But, I read a story of some guy who was charged with disturbing the peace (he cussed out some kid working at a movie theater), and as his "third strike", he's now a lifer. His original two charges were nothing major, a couple assault charges that could probably be chalked up to drunken assholery.
The bitch of it is, we all have to pay for all these convicts.
I don't need no instructions to know how to rock!!!!
Is breaking into a person's server or blogsite and messing with the contents any different from breaking in to a person's house/business and messing around? In both cases peoples "space" and privacy have been violated.
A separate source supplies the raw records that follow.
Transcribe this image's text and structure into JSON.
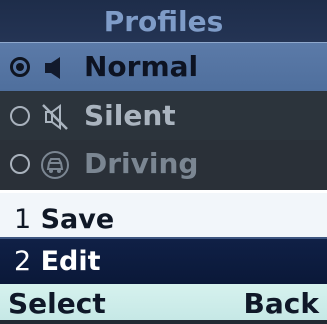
{
  "title": "Profiles",
  "profiles": [
    {
      "label": "Normal",
      "selected": true,
      "icon": "speaker-icon"
    },
    {
      "label": "Silent",
      "selected": false,
      "icon": "speaker-muted-icon"
    },
    {
      "label": "Driving",
      "selected": false,
      "icon": "car-icon"
    }
  ],
  "options": [
    {
      "number": "1",
      "label": "Save"
    },
    {
      "number": "2",
      "label": "Edit"
    }
  ],
  "softkeys": {
    "left": "Select",
    "right": "Back"
  }
}
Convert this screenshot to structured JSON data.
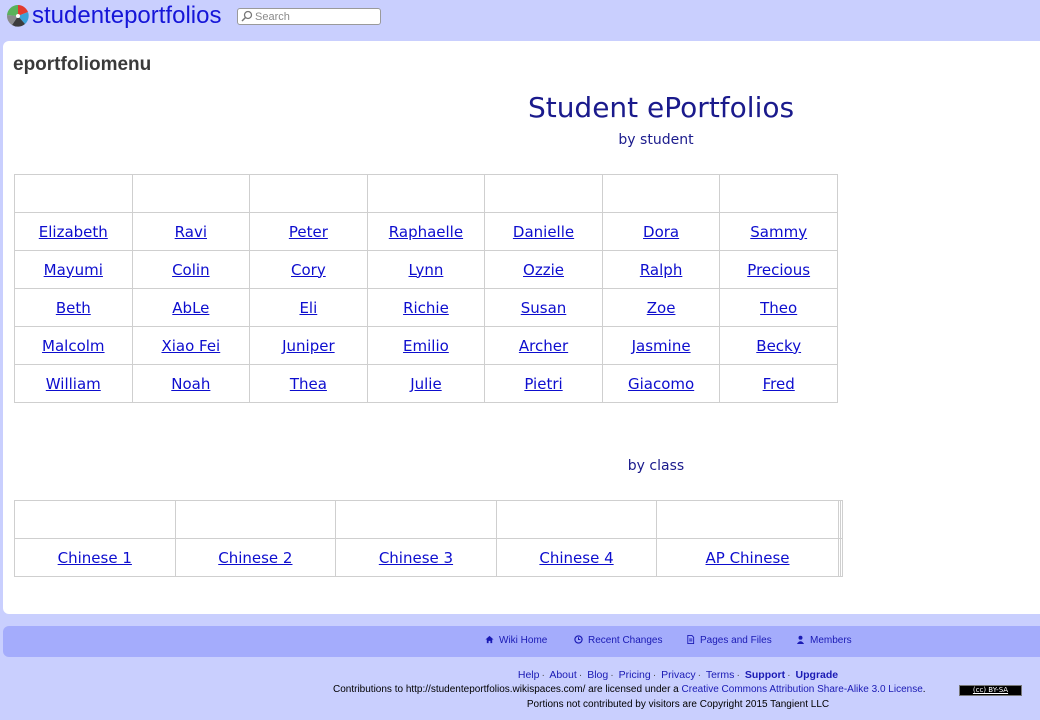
{
  "header": {
    "site_name": "studenteportfolios",
    "search_placeholder": "Search"
  },
  "page": {
    "title": "eportfoliomenu",
    "heading": "Student ePortfolios",
    "by_student_label": "by student",
    "by_class_label": "by class"
  },
  "students": [
    [
      "",
      "",
      "",
      "",
      "",
      "",
      ""
    ],
    [
      "Elizabeth",
      "Ravi",
      "Peter",
      "Raphaelle",
      "Danielle",
      "Dora",
      "Sammy"
    ],
    [
      "Mayumi",
      "Colin",
      "Cory",
      "Lynn",
      "Ozzie",
      "Ralph",
      "Precious"
    ],
    [
      "Beth",
      "AbLe",
      "Eli",
      "Richie",
      "Susan",
      "Zoe",
      "Theo"
    ],
    [
      "Malcolm",
      "Xiao Fei",
      "Juniper",
      "Emilio",
      "Archer",
      "Jasmine",
      "Becky"
    ],
    [
      "William",
      "Noah",
      "Thea",
      "Julie",
      "Pietri",
      "Giacomo",
      "Fred"
    ]
  ],
  "classes": [
    [
      "",
      "",
      "",
      "",
      "",
      "",
      ""
    ],
    [
      "Chinese 1",
      "Chinese 2",
      "Chinese 3",
      "Chinese 4",
      "AP Chinese",
      "",
      ""
    ]
  ],
  "footer_nav": {
    "wiki_home": "Wiki Home",
    "recent_changes": "Recent Changes",
    "pages_and_files": "Pages and Files",
    "members": "Members"
  },
  "footer_links": {
    "help": "Help",
    "about": "About",
    "blog": "Blog",
    "pricing": "Pricing",
    "privacy": "Privacy",
    "terms": "Terms",
    "support": "Support",
    "upgrade": "Upgrade"
  },
  "license": {
    "prefix": "Contributions to http://studenteportfolios.wikispaces.com/ are licensed under a ",
    "link": "Creative Commons Attribution Share-Alike 3.0 License",
    "suffix": ".",
    "badge": "(cc) BY-SA"
  },
  "copyright": "Portions not contributed by visitors are Copyright 2015 Tangient LLC",
  "colors": {
    "background": "#c9cffe",
    "footer_bar": "#a4acfc",
    "link": "#0d0dce",
    "heading": "#1a1a8c"
  }
}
Is defacing a website any different from spraying graffiti on someones walls?
Engineering is the art of compromise.
I have no problem with criminal laws regarding piracy and IP as long as those are only for people who are doing it FOR PROFIT AND (not or) ON A MASS SCALE.
So factories in China silkscreening counterfeit DVDs that are being stamped out and sold apply.BUT, the law needs to be very clear and unambiguous that it can't be used against someone uploading for free on BitTorrent or just selling a couple copies to his buddies. Those violations need to remain solely in the realm of civil litigation. The government should not be in the business of enforcing IP rights.
I think Don Evans was not talking about people downloading music. I think he was speaking about companies in China who pirate software, movies, machine part designs, etc... and then sell them.
It is selling it that makes it different than downloading music.
Setting aside your own personal feelings on the matter, what impact does rampant software piracy in China have on their status as a WTO member? I would think that some level of adherance to copyright/IP laws are a factor in maintaining good standing.
Anyone more informed than I have any thoughts?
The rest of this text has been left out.